Even though culture points are no longer part of the class, the style of  AP Euro is still largely the same, according to senior Quin LaComb.

“He teaches (history) kind of like he’s telling a story, which I suppose it is to some extent,” LaComb said. “He makes you imagine how it feels to go through that event, and I think that’s because through his teaching, he brings information from people of the time and tries to tell it through their eyes.”

Even in retirement, Neukom won’t stop teaching.
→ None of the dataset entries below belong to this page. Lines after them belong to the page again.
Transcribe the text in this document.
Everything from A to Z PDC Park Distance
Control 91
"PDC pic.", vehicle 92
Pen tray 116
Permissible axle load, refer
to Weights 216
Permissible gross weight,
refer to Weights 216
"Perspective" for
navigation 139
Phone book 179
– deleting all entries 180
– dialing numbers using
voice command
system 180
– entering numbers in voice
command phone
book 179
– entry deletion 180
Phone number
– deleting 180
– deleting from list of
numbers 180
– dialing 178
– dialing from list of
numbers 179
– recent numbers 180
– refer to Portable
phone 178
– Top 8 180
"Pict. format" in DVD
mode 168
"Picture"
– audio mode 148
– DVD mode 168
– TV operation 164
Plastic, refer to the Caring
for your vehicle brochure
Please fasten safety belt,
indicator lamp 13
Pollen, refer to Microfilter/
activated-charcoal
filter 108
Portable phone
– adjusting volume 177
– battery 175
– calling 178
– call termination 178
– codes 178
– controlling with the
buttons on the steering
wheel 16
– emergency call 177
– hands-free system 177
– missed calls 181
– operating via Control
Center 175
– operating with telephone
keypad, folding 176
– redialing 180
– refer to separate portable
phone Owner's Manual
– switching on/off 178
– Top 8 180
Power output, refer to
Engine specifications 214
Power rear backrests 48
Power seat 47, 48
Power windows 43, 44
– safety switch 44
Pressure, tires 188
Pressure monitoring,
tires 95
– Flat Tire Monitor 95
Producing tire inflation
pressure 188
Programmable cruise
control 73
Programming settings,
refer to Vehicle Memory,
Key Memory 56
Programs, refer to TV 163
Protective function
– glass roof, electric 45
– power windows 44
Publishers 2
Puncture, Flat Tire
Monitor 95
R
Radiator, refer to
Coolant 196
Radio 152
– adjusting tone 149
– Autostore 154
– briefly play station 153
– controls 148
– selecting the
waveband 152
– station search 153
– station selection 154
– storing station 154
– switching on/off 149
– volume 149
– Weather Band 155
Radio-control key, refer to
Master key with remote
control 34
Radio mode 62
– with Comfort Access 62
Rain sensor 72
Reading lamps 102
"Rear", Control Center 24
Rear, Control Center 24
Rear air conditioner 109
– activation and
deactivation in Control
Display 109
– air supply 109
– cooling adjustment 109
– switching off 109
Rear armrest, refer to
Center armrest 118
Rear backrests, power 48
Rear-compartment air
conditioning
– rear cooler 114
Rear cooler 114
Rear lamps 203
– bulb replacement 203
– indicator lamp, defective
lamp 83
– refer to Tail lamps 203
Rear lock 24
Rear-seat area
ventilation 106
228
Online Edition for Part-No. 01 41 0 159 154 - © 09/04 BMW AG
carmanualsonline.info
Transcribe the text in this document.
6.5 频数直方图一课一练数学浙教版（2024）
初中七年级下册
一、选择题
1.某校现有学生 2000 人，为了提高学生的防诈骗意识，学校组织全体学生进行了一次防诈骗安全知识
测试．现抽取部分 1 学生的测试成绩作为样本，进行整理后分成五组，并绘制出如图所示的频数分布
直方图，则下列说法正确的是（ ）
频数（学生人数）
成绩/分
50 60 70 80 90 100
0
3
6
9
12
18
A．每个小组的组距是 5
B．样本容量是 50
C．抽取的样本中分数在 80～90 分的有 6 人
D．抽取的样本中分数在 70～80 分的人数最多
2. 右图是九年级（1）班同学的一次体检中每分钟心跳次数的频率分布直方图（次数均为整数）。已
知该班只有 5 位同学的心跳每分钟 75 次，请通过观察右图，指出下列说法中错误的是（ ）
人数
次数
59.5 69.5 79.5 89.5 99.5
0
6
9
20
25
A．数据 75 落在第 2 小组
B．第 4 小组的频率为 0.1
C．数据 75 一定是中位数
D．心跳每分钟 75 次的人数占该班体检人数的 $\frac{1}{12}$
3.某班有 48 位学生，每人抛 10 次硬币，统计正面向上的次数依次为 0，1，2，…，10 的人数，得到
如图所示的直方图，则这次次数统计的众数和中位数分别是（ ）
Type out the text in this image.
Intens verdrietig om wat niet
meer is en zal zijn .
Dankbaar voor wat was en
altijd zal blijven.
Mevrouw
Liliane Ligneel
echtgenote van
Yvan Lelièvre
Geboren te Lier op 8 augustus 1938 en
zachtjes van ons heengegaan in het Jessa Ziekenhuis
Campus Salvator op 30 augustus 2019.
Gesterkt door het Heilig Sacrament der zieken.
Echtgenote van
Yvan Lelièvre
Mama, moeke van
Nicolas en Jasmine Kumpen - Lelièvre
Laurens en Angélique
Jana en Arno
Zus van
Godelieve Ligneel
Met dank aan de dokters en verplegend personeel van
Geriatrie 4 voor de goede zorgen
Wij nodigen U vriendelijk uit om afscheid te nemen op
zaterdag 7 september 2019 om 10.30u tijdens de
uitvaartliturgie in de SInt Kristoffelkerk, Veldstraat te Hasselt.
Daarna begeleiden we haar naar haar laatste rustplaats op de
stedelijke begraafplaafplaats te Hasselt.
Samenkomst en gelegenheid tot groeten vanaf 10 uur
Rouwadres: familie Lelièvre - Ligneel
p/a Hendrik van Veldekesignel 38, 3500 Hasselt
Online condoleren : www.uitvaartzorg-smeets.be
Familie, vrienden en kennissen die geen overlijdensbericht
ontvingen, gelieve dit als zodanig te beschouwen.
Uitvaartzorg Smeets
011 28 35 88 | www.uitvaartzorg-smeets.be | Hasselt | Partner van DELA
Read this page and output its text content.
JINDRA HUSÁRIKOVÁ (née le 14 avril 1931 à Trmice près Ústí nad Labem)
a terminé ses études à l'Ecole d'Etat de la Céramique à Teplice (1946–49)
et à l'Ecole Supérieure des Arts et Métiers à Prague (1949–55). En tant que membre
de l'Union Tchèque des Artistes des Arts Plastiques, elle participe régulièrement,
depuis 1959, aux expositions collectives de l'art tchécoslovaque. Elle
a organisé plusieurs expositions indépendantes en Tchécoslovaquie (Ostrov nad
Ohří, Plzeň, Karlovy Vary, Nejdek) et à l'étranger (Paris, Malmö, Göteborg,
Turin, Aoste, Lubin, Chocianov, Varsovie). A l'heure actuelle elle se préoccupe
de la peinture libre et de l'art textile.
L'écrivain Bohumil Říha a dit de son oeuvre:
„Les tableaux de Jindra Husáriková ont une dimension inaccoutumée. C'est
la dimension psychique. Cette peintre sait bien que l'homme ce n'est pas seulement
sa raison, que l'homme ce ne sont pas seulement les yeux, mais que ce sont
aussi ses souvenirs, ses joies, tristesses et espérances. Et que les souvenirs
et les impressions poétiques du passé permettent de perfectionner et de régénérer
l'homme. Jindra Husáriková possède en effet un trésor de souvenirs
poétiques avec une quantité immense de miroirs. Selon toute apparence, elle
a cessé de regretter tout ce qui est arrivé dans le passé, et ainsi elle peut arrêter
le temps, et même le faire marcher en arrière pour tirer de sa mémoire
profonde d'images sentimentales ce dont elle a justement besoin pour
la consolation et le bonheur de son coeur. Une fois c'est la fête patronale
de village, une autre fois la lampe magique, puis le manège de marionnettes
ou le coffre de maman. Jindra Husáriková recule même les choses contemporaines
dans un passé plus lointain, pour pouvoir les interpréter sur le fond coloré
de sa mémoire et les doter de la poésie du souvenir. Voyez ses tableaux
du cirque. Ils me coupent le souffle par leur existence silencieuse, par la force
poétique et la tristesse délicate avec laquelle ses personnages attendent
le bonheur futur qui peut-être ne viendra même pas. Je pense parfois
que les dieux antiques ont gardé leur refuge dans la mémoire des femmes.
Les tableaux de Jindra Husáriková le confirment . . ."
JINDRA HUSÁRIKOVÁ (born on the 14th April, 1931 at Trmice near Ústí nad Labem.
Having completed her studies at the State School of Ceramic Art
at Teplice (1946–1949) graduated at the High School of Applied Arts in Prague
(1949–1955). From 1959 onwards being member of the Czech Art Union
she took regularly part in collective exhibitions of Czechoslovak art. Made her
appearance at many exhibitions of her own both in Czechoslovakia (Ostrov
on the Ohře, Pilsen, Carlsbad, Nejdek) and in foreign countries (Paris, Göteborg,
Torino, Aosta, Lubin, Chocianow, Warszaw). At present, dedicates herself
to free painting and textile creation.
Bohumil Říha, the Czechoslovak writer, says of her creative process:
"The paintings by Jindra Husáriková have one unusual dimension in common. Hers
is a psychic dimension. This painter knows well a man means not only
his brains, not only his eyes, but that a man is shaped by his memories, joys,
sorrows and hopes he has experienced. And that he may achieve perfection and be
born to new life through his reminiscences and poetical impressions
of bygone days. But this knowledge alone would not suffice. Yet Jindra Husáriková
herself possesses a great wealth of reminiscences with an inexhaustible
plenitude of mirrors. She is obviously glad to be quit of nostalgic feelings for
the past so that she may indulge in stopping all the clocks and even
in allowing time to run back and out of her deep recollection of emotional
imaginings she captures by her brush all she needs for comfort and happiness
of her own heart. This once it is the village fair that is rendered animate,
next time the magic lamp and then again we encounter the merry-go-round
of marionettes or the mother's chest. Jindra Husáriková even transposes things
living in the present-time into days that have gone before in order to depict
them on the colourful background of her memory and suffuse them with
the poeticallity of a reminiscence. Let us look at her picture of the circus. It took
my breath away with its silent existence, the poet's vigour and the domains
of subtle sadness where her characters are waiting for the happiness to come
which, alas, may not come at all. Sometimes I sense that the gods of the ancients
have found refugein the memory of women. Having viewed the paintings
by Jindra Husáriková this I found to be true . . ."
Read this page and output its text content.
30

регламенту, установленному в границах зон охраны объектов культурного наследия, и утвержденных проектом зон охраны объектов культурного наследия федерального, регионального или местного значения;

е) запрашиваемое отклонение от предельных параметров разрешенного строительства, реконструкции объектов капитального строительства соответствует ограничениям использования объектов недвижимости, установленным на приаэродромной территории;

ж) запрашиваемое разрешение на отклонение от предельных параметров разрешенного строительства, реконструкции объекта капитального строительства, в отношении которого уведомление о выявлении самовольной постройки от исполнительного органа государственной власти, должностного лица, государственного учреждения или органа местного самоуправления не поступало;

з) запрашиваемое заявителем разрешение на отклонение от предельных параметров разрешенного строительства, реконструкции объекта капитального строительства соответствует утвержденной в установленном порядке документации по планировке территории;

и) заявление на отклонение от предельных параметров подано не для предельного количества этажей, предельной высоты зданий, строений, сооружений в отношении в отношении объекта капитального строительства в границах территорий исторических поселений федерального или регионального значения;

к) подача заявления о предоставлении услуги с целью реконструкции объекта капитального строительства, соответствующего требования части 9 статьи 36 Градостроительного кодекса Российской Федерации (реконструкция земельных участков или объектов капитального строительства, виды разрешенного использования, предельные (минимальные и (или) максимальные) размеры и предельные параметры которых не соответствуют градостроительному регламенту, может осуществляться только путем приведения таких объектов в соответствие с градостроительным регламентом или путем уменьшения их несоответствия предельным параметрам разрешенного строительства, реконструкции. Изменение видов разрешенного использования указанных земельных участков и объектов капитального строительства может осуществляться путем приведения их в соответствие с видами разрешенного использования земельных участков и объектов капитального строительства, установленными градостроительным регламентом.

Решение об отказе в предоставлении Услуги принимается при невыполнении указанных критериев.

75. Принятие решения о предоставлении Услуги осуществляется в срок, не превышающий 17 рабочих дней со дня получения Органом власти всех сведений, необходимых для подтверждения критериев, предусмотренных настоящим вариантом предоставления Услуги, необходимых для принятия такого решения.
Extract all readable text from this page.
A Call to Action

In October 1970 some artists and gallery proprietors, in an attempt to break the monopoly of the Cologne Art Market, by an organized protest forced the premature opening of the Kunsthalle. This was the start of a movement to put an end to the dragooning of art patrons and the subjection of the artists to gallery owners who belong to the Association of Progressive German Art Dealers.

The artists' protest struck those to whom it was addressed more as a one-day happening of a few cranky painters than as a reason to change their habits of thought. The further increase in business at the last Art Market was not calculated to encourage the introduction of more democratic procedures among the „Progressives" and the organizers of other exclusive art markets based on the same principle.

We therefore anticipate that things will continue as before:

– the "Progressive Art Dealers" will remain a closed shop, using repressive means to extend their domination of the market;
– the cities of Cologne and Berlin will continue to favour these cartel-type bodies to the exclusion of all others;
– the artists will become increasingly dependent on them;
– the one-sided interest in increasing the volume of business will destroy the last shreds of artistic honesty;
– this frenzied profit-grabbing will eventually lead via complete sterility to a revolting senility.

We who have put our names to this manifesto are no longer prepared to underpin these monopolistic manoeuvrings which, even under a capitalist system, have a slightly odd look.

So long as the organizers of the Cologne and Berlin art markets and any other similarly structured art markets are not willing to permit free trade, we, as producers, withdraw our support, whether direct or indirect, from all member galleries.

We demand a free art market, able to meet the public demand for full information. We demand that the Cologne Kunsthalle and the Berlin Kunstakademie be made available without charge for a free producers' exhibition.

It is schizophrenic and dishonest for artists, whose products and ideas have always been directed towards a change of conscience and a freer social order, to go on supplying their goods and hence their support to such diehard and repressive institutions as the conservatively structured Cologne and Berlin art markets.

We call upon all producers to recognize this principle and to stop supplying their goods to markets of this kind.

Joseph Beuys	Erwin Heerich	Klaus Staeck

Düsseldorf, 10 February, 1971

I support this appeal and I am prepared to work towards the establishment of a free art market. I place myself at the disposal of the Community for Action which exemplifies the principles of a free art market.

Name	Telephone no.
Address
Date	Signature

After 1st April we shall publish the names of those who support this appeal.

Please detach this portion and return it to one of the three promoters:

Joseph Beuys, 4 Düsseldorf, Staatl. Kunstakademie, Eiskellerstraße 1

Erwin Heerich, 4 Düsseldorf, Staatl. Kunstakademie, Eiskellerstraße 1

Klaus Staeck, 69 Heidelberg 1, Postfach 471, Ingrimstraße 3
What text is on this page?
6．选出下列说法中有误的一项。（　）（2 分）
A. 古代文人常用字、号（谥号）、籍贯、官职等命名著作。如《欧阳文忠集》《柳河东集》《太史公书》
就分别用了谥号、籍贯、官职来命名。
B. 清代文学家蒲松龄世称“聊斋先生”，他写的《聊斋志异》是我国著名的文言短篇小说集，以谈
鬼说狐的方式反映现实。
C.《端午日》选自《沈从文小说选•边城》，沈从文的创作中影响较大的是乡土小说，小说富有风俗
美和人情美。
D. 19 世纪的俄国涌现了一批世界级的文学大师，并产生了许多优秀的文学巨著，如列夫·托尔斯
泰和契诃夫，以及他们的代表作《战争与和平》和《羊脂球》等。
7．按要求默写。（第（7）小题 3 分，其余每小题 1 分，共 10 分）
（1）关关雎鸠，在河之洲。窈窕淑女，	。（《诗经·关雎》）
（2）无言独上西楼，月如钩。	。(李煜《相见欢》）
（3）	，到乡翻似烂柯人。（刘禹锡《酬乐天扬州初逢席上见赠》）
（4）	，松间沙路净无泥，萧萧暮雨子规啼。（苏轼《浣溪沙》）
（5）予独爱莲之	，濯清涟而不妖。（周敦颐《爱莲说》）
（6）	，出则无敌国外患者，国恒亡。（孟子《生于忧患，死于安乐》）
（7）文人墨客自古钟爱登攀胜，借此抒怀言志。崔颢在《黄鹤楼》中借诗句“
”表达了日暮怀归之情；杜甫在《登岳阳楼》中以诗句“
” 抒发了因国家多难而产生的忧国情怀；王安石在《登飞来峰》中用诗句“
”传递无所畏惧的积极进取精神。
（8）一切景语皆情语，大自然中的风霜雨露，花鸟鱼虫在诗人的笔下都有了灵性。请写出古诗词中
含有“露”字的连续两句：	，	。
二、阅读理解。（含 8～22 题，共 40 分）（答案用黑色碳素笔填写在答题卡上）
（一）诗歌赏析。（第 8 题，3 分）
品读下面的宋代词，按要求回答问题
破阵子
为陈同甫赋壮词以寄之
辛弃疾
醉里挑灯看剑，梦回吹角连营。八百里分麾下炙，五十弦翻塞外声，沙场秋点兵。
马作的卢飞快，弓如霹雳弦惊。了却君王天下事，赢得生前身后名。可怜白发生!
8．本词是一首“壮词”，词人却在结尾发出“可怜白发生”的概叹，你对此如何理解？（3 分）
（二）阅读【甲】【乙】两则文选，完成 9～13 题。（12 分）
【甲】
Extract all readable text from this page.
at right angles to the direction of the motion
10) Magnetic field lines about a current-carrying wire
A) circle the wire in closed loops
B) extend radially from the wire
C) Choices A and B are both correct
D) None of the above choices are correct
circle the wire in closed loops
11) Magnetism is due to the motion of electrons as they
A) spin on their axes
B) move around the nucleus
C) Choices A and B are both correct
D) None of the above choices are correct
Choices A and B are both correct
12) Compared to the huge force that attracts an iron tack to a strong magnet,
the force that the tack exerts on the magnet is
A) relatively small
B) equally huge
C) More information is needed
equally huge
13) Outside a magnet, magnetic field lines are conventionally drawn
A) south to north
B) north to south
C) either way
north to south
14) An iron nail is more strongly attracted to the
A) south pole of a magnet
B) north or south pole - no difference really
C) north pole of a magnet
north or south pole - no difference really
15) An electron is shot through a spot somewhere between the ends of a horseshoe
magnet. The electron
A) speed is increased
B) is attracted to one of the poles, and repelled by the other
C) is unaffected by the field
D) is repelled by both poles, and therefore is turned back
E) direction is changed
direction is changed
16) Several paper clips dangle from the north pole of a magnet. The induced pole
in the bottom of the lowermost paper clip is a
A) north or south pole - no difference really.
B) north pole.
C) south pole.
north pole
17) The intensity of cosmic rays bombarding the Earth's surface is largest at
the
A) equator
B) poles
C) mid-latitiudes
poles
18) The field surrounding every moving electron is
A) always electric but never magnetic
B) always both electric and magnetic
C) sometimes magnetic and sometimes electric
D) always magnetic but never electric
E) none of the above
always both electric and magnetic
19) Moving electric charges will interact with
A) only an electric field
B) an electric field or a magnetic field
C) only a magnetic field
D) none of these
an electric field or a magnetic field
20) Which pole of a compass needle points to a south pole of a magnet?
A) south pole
Through the Sacramento Public Library, Neukom plans to volunteer to tutor illiterate people.

“They may not know how to keep a checkbook, understand a credit card bill or register a car,” Neukom said. “Because they can’t read or write and have no experience with these things, (I’ll) work with them individually on their specific needs.”

The program will require Neukom to come in a few hours a week.

However, Neukom said he doesn’t really know what he will do beyond that.

“That’s a good question,” Neukom said. “People always talk about traveling, but that will be hard to do with my wife (English teacher Patricia Fels) working.”

Although Neukom is choosing to end his career at Country Day, he said he loved what he did.

“Being in the classroom has always been a great joy,” Neukom said. “That’s the best part of education: being with the students.”